Thanks to a FB “Memory” today (up top), I found our that a year ago today—April 20, 2023—I posted a photo of the same tree I shared a photo of yesterday, and from pretty much the same angle. I didn’t remember that I did that, which means I don’t have a photographic memory (you’re welcome). I also didn’t remember that I posted a blog post a year ago today, too, a post that included the two photos in the “Memory”. Obviously there’s no particular reason I should or would remember a blog post from a year ago, and even though I knew that the tree had “been in many of my photos over the past 4+ years”, I didn’t see a need to look through 4+ years of blog posts to look for them.
This could’ve been a story about a FB “Memory” letting me discover that I shared very similar photos of the same tree one year and one day apart, and if that was all there was to it, I may have shared the discovery on my personal Facebook—and, in fact, I did, adding “I see that last year the tree had also lost leaves mostly from the same side as this year, though fewer of them. Guess the prevailing winds might come from that side.” All of of which is at least a little bit interesting, but I doubt I’d ever have blogged about it, too—until I scrolled through the rest of today’s “Memories”.
It turns out, this day has been a significant day for me over the years (some of the other “Memories” are at the bottom of this post).
Seven years ago today, we’d been living in South Auckland for only a couple months, and I shared one of those answer-some-question memes (not one that identity thieves supposedly use), and I said that my favourite place to be was with Nigel.
Six years ago today, Nigel and I were still in Clarks Beach, and I’d just had my annual flu jab. I said that “My arm is kinda itchy and bumpy where I got my flu jab. That’s why I don’t like jabs. Not dying from preventable disease is why I love jabs.” That’s still true, of course, and why I’m in the process of getting my latest jabs between now and June.
Four years ago today, the government announced that the first Covid lockdown was ending a week later by moving down an Alert Level to Level 3, the first of those. I’m pretty sure it was stricter than later versions of Level 3, which is why I called it “Lockdown Lite”. Level 3 eventually got the nickname “Lockdown with takeaways”.
But four years ago today I was living alone in Hamilton, though still with all three dogs, with whom I’d shared that first Covid lockdown that would downgrade a few days later. Nigel and our cat were missing.
A year ago today, it was just me and Leo, and my attention was captured by a tree—a tree!—and not any infectious diseases or preventive measures related to them, and not even by my changed life. Yesterday, it was that tree again, and a focus entirely on my current ordinary life.
I realised that today’s Facebook “Memories” gave me pretty much the clearest look at the arc of my life I’ve ever seen in those daily memories, and that was mainly because of the tree photo: I might not have noticed my story’s arc otherwise. I think that the arc of our life stories is always visible if we look, and looking can tell us a lot about our path and how we got where we are in our current lives.

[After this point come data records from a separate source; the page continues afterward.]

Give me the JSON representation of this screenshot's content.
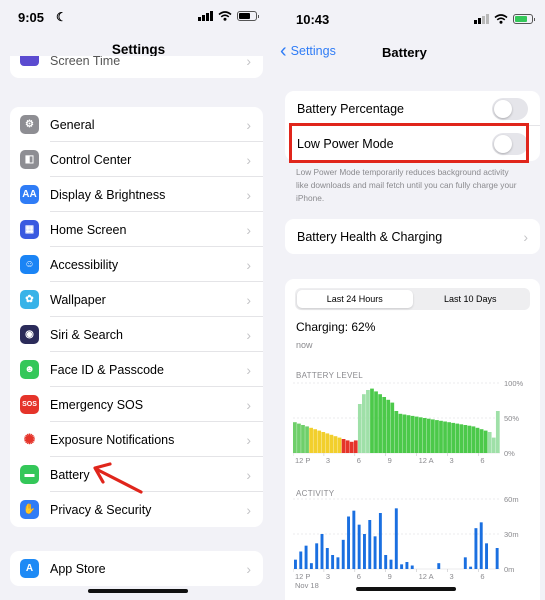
{
  "left": {
    "status": {
      "time": "9:05"
    },
    "title": "Settings",
    "partial_row": {
      "label": "Screen Time"
    },
    "group1": [
      {
        "label": "General",
        "icon": "gear-icon",
        "color": "#8e8e93",
        "glyph": "⚙"
      },
      {
        "label": "Control Center",
        "icon": "toggles-icon",
        "color": "#8e8e93",
        "glyph": "◧"
      },
      {
        "label": "Display & Brightness",
        "icon": "text-size-icon",
        "color": "#2f7cf6",
        "glyph": "AA"
      },
      {
        "label": "Home Screen",
        "icon": "app-grid-icon",
        "color": "#3a5ae0",
        "glyph": "▦"
      },
      {
        "label": "Accessibility",
        "icon": "accessibility-icon",
        "color": "#1a84f5",
        "glyph": "☺"
      },
      {
        "label": "Wallpaper",
        "icon": "flower-icon",
        "color": "#38b3e8",
        "glyph": "✿"
      },
      {
        "label": "Siri & Search",
        "icon": "siri-icon",
        "color": "#2b2b5a",
        "glyph": "◉"
      },
      {
        "label": "Face ID & Passcode",
        "icon": "face-id-icon",
        "color": "#34c759",
        "glyph": "☻"
      },
      {
        "label": "Emergency SOS",
        "icon": "sos-icon",
        "color": "#e5342a",
        "glyph": "SOS"
      },
      {
        "label": "Exposure Notifications",
        "icon": "exposure-icon",
        "color": "#ffffff",
        "glyph": "✺"
      },
      {
        "label": "Battery",
        "icon": "battery-icon",
        "color": "#34c759",
        "glyph": "▬"
      },
      {
        "label": "Privacy & Security",
        "icon": "hand-icon",
        "color": "#2f7cf6",
        "glyph": "✋"
      }
    ],
    "group2": [
      {
        "label": "App Store",
        "icon": "app-store-icon",
        "color": "#1e8af5",
        "glyph": "A"
      }
    ],
    "annotation_arrow_color": "#e0251b"
  },
  "right": {
    "status": {
      "time": "10:43"
    },
    "back_label": "Settings",
    "title": "Battery",
    "battery_percentage": "Battery Percentage",
    "low_power_mode": "Low Power Mode",
    "low_power_caption": "Low Power Mode temporarily reduces background activity like downloads and mail fetch until you can fully charge your iPhone.",
    "battery_health": "Battery Health & Charging",
    "segments": [
      "Last 24 Hours",
      "Last 10 Days"
    ],
    "charging_status": "Charging: 62%",
    "charging_time": "now",
    "battery_level_label": "BATTERY LEVEL",
    "activity_label": "ACTIVITY",
    "highlight_color": "#e0251b"
  },
  "chart_data": [
    {
      "type": "bar",
      "title": "BATTERY LEVEL",
      "ylim": [
        0,
        100
      ],
      "y_ticks": [
        "100%",
        "50%",
        "0%"
      ],
      "x_ticks": [
        "12 P",
        "3",
        "6",
        "9",
        "12 A",
        "3",
        "6"
      ],
      "values": [
        44,
        42,
        40,
        38,
        36,
        34,
        32,
        30,
        28,
        26,
        24,
        22,
        20,
        18,
        16,
        18,
        70,
        84,
        90,
        92,
        88,
        84,
        80,
        76,
        72,
        60,
        56,
        55,
        54,
        53,
        52,
        51,
        50,
        49,
        48,
        47,
        46,
        45,
        44,
        43,
        42,
        41,
        40,
        39,
        38,
        36,
        34,
        32,
        30,
        22,
        60
      ]
    },
    {
      "type": "bar",
      "title": "ACTIVITY",
      "ylim": [
        0,
        60
      ],
      "y_ticks": [
        "60m",
        "30m",
        "0m"
      ],
      "x_ticks": [
        "12 P",
        "3",
        "6",
        "9",
        "12 A",
        "3",
        "6"
      ],
      "x_sublabel": "Nov 18",
      "values": [
        8,
        15,
        20,
        5,
        22,
        30,
        18,
        12,
        10,
        25,
        45,
        50,
        38,
        30,
        42,
        28,
        48,
        12,
        8,
        52,
        4,
        6,
        3,
        0,
        0,
        0,
        0,
        5,
        0,
        0,
        0,
        0,
        10,
        2,
        35,
        40,
        22,
        0,
        18
      ]
    }
  ]
}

Everything in life is connected—our lives, our life stories, and how they connect to others and their stories. All we have to do is be willing to SEE when we look. Apparently, even a tree can help with that.
It’s the connections, then, the fact that Facebook so clearly showed me the path of change my life took over the past seven years. So much has changed over that time, and so much will change in the future, too, and documenting all of that is actually the whole point of having a personal blog.

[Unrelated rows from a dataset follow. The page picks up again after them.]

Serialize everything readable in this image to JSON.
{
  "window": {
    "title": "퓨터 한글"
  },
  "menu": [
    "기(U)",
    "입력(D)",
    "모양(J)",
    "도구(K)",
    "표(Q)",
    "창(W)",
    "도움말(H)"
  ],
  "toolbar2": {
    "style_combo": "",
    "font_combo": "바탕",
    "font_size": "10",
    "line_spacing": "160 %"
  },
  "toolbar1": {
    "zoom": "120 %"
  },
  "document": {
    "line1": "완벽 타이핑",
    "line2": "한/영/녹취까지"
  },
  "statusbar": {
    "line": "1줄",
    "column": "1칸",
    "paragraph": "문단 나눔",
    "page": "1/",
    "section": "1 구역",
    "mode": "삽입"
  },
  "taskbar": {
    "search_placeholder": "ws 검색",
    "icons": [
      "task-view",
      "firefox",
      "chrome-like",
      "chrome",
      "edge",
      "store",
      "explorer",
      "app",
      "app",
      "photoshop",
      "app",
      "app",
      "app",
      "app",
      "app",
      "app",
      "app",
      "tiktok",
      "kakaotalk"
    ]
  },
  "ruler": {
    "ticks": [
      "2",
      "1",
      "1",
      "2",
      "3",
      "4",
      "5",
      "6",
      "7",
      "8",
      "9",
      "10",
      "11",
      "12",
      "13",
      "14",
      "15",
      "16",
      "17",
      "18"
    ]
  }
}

So, the coincidence of posts about a tree ended up in a blog post after all. That and a lot more.
2 comments:
I had a conversation yesterday about how difficult it is to remember a year if it wsn't heavily significant. For me, 2000 - bought a house, dad died. 2009: visited my mom for the last time. 2011: mom died. 2013: Thanksgiving with my family.But what of 2012? who knows? (Well, I do bc I have a blog, but still)
Totally get that. Back in the day, I used to keep a "daily" journal, which actually gives me a lot of information about my my life from my mid-teens to my mid-twenties, but after that? Well, there's my blog from 2006 onwards, and soon after that, Facebook "Memories". My podcast isn't all that helpful, though, because it's harder to skim an audio recording than, say, a blog post—though automated transcription software exists, so maybe—hell no, I already have far too many projects I'm NOT doing.